A federal judge cannot tell the CFP Board how to enforce its rules on how designation holders describe their compensation.
That's the upshot of U.S. District Judge Richard Leon's ruling throwing out a controversial lawsuit brought by two Florida financial planners against the Certified Financial Planner Board of Standards Inc. on July 6. On Tuesday,
Mr. Leon's decision was made public.
“The contractual relationship between CFPB and its certificants, such as plaintiffs here, permits CFPB to enforce the standards that it sets through certain disciplinary procedures,” Mr. Leon wrote. “In reviewing a disciplinary action by a private organization, courts do not 'second guess' the organization's interpretation of its own rules or its evaluation of the evidence.”
The
suit was filed in 2013 by Jeffrey and Kimberly Camarda, married financial planners who are managing members of Camarda Financial Advisors.
They accused the CFP Board of breach of contract, unfair competition and false advertising under the Lanham Act in relation to the CFP Board's bringing a disciplinary case against them for inappropriately calling themselves fee-only advisers.
The Camardas failed to make their case on each of their causes of action, according to Mr. Leon.
(More: "Camardas: None of the 70,000 CFPs are entitled to their day in court")
The CFP Board did not breach its contract with the Camardas because it “followed its own rules throughout the disciplinary proceedings” and did not act in bad faith or with ill will, Mr. Leon wrote.
The CFP Board is a “standards-setting organization” rather than a competitor of the Camardas and “cannot be held liable for unfair competition,” Mr. Leon wrote.
Finally, Mr. Leon held that the CFP Board did not engage in false advertising, when it said it fairly enforces its rules.
“Put simply, section 43(a) of the Lanham Act was not meant to remedy plaintiffs, like those here, who are unhappy with the outcome of a disciplinary decision of a standards-setting organization,” Mr. Leon wrote.
The Camardas said the decision does not speak to the substance or validity of their case.
“The court may have ruled against us, but it was only due to a reading of the law that none of the more than 70,000 [CFP] certificants are entitled to their day in court if the CFP Board mistreats them during the CFP Board's self-administered internal proceedings or otherwise,” the Camardas said in a statement. “The fact still remains that we were very unfairly treated throughout the entire process, and no one outside of us and the board knows the details.”
The CFP Board said the decision fortifies its adjudication process and protects investors. CFP Board cases are brought before the Disciplinary and Ethics Commission, which is made up of CFPs.

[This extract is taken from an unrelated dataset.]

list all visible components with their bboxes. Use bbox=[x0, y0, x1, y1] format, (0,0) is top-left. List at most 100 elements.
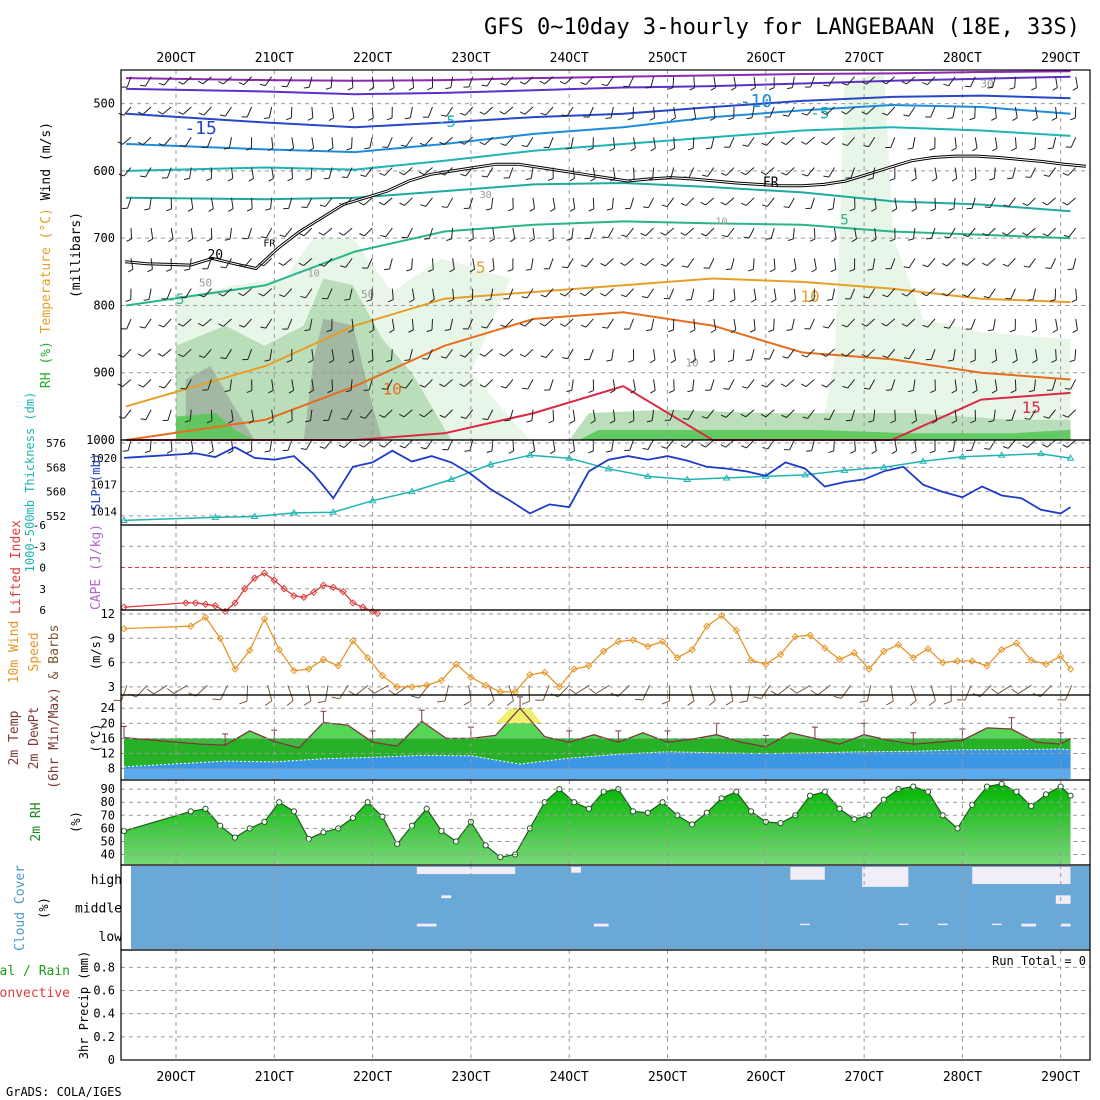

(More: "CFP Board: Judge's ruling validates our rights to protect the public")
“This is a significant victory for CFP certification, for CFP Board and for CFP professionals,” CFP Board chairman Richard P. Rojeck said in a statement. “It affirms the integrity of the CFP certification and CFP Board's role as the standard-setting body for personal financial planners. CFP Board's peer-review disciplinary process is both fair and equitable and allows CFP professionals to determine when one of their peers has violated CFP Board's rules of conduct.”
The CFP Board brought a case against the Camardas in December 2011, holding that they represented themselves as fee-only advisers when an arm of their firm, Camarda Consultants, sells insurance for commissions.
Under CFP Board rules, advisers can claim fee-only status if they only charge fees for their services and are not affiliated with any entity that can charge commissions.
That definition has been the source of controversy for years. A former CFP Board chairman, Alan Goldfarb,
stepped down November 2012, as the board began an investigation into allegations that he mischaracterized his compensation on the Financial Planning Association website.
Mr. Goldfarb and other CFPs who have had run-ins with the CFP Board over compensation descriptions say that the organization's definition of fee-only is unclear. The label is valued by investment advisers because it is seen as indicating that the adviser will act in the client's best interests rather than be motivated by sales commissions.
As part of its effort to underscore its current compensation terms, the CFP Board
temporarily removed the fee-only description from its website in September 2013 and told the 8,000 CFPs using the label to reevaluate whether they complied with the CFP rules before resetting it on their profiles.